Says Mallon: “He was a great comeback artist. He was a model ex-president, I think. He wrote serious books. He did not take money for speeches, which is, God knows, something you can’t say for Ford, Reagan, the first President Bush, and Clinton. He gave high-quality advice to presidents. Clinton said he wished the memos he got from his own staff were as good as the ones he got from Nixon when he got back from trips. He did that for about 20 years. When you think about it, Nixon’s career as an ex-president was very nearly as long as his career on the national stage.”

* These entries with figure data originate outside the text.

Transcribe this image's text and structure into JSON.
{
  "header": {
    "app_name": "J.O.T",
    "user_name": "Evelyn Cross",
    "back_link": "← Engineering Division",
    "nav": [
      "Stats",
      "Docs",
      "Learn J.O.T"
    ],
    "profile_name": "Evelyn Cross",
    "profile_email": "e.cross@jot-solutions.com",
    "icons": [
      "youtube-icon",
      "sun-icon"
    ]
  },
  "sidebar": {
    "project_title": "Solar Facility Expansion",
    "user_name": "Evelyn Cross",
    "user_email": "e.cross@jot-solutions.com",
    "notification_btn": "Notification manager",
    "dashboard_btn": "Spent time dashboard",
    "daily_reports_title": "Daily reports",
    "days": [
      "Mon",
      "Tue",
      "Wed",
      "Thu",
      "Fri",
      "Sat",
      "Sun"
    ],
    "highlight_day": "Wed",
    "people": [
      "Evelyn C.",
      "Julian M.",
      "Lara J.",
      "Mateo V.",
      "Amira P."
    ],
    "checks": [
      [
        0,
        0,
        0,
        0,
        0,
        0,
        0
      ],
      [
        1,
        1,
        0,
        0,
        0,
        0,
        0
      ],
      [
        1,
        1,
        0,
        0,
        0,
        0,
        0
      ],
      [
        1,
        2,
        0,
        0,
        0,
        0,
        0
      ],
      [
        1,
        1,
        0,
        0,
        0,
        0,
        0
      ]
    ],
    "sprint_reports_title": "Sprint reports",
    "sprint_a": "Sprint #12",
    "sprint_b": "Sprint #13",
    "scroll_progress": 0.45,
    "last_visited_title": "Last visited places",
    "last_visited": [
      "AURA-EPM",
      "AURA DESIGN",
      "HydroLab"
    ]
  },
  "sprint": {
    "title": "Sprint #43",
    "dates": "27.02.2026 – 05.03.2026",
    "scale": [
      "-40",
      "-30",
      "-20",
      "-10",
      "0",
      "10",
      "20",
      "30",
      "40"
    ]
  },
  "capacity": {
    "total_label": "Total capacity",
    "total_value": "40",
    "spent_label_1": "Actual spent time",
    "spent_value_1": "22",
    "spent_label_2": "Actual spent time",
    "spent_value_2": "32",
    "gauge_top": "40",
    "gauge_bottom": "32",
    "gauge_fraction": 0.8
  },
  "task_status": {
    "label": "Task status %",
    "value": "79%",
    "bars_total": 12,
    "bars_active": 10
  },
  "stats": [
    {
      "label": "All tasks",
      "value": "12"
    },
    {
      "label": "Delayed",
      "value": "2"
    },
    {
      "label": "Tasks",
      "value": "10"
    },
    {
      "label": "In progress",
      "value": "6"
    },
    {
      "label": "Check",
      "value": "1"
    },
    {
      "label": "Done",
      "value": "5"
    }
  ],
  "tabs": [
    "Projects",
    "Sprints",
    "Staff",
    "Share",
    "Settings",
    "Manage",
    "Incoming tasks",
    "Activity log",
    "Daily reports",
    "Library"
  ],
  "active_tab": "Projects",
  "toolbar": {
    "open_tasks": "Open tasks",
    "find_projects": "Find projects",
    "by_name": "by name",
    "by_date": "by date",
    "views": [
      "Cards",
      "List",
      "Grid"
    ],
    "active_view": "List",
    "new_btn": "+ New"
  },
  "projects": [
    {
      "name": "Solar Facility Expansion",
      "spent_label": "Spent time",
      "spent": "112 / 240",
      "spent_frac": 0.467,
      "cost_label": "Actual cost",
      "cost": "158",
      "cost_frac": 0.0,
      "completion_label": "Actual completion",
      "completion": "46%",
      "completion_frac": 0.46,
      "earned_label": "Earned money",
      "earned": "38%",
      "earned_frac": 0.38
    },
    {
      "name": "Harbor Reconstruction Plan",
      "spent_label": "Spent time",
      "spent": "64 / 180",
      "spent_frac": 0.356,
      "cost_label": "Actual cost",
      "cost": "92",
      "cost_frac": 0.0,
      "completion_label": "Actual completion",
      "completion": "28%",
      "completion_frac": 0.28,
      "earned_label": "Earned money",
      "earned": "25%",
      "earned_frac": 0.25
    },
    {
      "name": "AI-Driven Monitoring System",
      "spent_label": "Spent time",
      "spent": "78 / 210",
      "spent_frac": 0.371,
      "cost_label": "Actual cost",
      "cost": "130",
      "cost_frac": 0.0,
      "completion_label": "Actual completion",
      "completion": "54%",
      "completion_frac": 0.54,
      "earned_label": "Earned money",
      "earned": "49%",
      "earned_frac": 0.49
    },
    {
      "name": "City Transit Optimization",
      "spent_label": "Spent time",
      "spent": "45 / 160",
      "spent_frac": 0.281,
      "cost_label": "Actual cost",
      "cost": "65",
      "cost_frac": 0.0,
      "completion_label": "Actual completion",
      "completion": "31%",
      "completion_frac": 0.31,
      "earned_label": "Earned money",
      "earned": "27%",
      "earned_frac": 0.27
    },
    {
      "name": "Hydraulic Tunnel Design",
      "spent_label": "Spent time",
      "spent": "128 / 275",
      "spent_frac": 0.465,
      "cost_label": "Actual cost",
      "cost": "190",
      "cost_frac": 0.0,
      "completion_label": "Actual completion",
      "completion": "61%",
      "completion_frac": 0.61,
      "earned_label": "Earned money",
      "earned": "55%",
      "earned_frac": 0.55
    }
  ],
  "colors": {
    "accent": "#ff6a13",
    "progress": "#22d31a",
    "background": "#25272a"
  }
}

Even so, this partially rehabilitated Nixon falls far short of the kind of figure conservatives feel comfortable championing today. Yet as Joseph Alsop insisted, the serious man must be taken seriously. Nixonism, it’s true, sported some ugly warts. But one can’t sneeze at his successful steering between the preening moderates of his day (Nelson Rockefeller, George Romney) and the Goldwater right whose electoral drubbing in ’64 was fresh on his mind. Tossing a few bones to the National Endowment for the Arts and the National Endowment for the Humanities, establishing agencies to protect workers and the environment—one can at least sympathize with the notion that these seemed to Nixon like small prices to pay for a smashing electoral mandate.
Nixon is not a man apart from conservatism. To borrow one of the Old Man’s most famous phrases, you might say he’s the cancer within. But in other ways, perhaps also the chemo.
Scott Galupo is a writer and musician living in Virginia.